Na verdade, se um jogador quisesse ter a certeza de que o prémio lhe seria atribuído teria de gastar 152 550 720 euros. Ou seja, ainda assim, a organização do concurso lucraria 137 550 720 euros. Um negócio lucrativo e sem risco, como se vê. Noutras palavras, uma vergonhosa forma de enganar as pessoas e de as ter mergulhadas na ilusão da riqueza.

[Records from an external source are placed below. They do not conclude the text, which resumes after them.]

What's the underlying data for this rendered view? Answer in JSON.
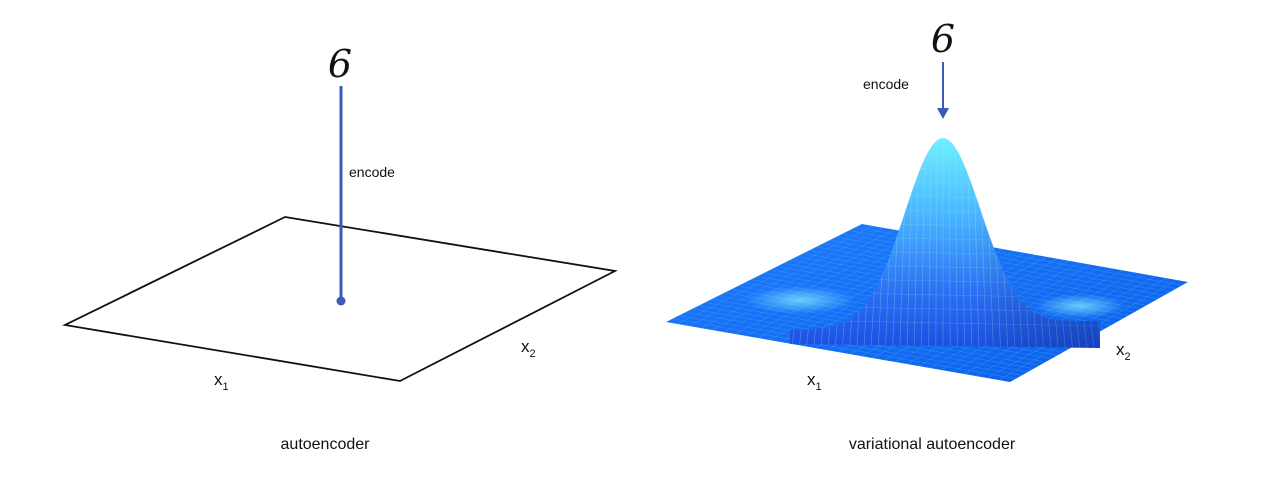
{
  "left_panel": {
    "digit": "6",
    "arrow_label": "encode",
    "axis_x1": "x",
    "axis_x1_sub": "1",
    "axis_x2": "x",
    "axis_x2_sub": "2",
    "caption": "autoencoder"
  },
  "right_panel": {
    "digit": "6",
    "arrow_label": "encode",
    "axis_x1": "x",
    "axis_x1_sub": "1",
    "axis_x2": "x",
    "axis_x2_sub": "2",
    "caption": "variational autoencoder"
  },
  "colors": {
    "arrow": "#3a5bb8",
    "plane_outline": "#111111",
    "surface_base": "#1a73ff",
    "surface_peak": "#5fe6ff",
    "mesh": "#7fd8ff"
  }
}
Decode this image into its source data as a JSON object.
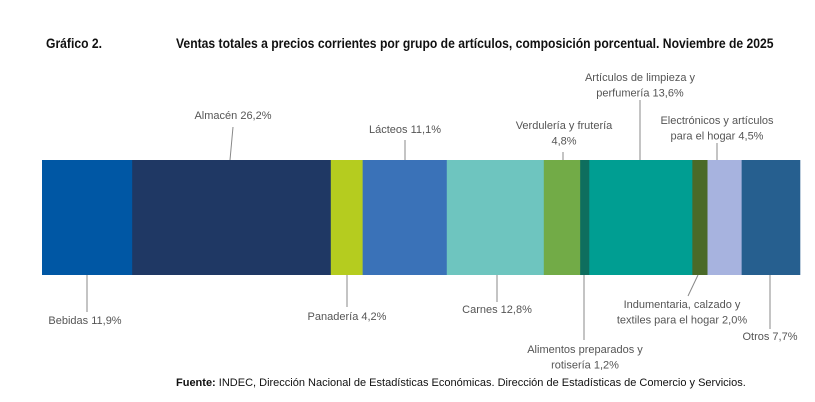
{
  "figure_number": "Gráfico 2.",
  "chart_data": {
    "type": "bar",
    "orientation": "horizontal-stacked-100",
    "title": "Ventas totales a precios corrientes por grupo de artículos, composición porcentual. Noviembre de 2025",
    "unit": "%",
    "categories": [
      "Bebidas",
      "Almacén",
      "Panadería",
      "Lácteos",
      "Carnes",
      "Verdulería y frutería",
      "Alimentos preparados y rotisería",
      "Artículos de limpieza y perfumería",
      "Indumentaria, calzado y textiles para el hogar",
      "Electrónicos y artículos para el hogar",
      "Otros"
    ],
    "values": [
      11.9,
      26.2,
      4.2,
      11.1,
      12.8,
      4.8,
      1.2,
      13.6,
      2.0,
      4.5,
      7.7
    ],
    "labels": [
      [
        "Bebidas 11,9%"
      ],
      [
        "Almacén 26,2%"
      ],
      [
        "Panadería 4,2%"
      ],
      [
        "Lácteos 11,1%"
      ],
      [
        "Carnes 12,8%"
      ],
      [
        "Verdulería y frutería",
        "4,8%"
      ],
      [
        "Alimentos preparados y",
        "rotisería 1,2%"
      ],
      [
        "Artículos de limpieza y",
        "perfumería 13,6%"
      ],
      [
        "Indumentaria, calzado y",
        "textiles para el hogar 2,0%"
      ],
      [
        "Electrónicos y artículos",
        "para el hogar 4,5%"
      ],
      [
        "Otros 7,7%"
      ]
    ],
    "colors": [
      "#0057a4",
      "#1f3864",
      "#b5cc1f",
      "#3a72b8",
      "#6ec5bf",
      "#72ab47",
      "#0e6e5e",
      "#009e92",
      "#4a6a28",
      "#a7b3df",
      "#265f8f"
    ],
    "source_label": "Fuente:",
    "source": " INDEC, Dirección Nacional de Estadísticas Económicas. Dirección de Estadísticas de Comercio y Servicios."
  }
}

O mais grave é que, quase aposto, se os governos proibissem este jogo, seriam os próprios jogadores os primeiros a queixar-se e a revoltar-se. Porém, estatisticamente falando, os governos estariam impedindo que os cidadãos deitassem ao lixo dois a dez euros por semana. Pior, a dar para os bolsos de desconhecidos cerca de 152 milhões de euros por semana. Estatisticamente falando, a probabilidade de o euromilhões te sair a ti (leitor, se jogador) é ZERO.

10 comments:

Mário Pinto said...

Futebol
Igreja
Jogos de azar

Um ópio que produz esperanças infundadas.

A revolução é hoje!

Maria said...

Sei de quem promete ir a pé a fátima se o euro lhe sair... está tudo ligado...

Fernando Samuel said...

Ou seja: trata-se de uma espécie de roubo legal...


Um abraço.

Anonymous said...

É tudo um vício, assim como a pornografia na net, as telenovelas na SIC, TVI, etc... Ansiedades, desesperos, pequenos hábitos antigos transformados em novos... O faz de conta habitual para esquecer aquilo que estamos a passar, os sofrimentos do qual não queremos fazer parte, o não comprometimento com aquilo que é sério e faz pensar. É mais preferível para um medíocre jogar no totoloto do que perceber a destruição de Gaza pelo exército neonázi de Israel. Infelizmente, o conformismo com as pequenas coisas continua a ser uma aposta forte de muitos portugueses.

Anonymous said...

De facto são ilusões aos milhões. Bem mais graves e perniciosas as da igreja, convenhamos. Mas não são medíocres os que jogam e os que seguem a igreja. Também com muitos deles vamos contar, se queremos fazer a revolução. Saudações.

miguel said...

como é óbvio, caro anónimo. de mim não ouvirás a cantiga esquerdista do "povo ignorante". O ardil é cada vez mais intenso e as ilusões cada vez maiores, mas o iludido e o enganado é o o último dos culpados.

Anonymous said...

Certamente que sim. E tens razão no que acrescentas. Como decerto compreendeste, o comentário deixado antes era para o amigo Miguel Botelho.
Aproveito para corrigir - perdoa, mas ainda manuseio isto muito mal - a inadvertida e indesejada assinatura como anónimo. Renovo as saudações.

Sal said...

Nos tempos actuais as formas de alienação promovidas pelo grande capital passam também por aí: depois das pessoas serem deixadas na miséria e no desemprego, totalmente dependentes de bancos, esmolas e caridadezinhas, criam-lhes um "tubo de escape", para onde elas podem canalizar as suas esperanças numa vida melhor. Assim, pensam, estarão a evitar que estas tenham força para a luta. Mas estão muito enganados...
beijinhos

Paulo Mouta said...

É uma realidade. É uma espécie de dupla escravidão, a da ilusão da riqueza e a da dívida para se poder viverilusoriamente como remediado. Mas também a ilusão da propriedade porque temos de ser donos de algo. É nosso. Só que a vida é um contrato a termo incerto.

Sérgio Ribeiro said...

Ao passar (e ler) mais uma vez por este teu excelente texto, apeteceu-me mudar-lhe o nome... "milhões de ilusões"? ou "as ilusões de milhões"?, ou "milhões para iludir milhões"?. Sei lá... Está bem assim!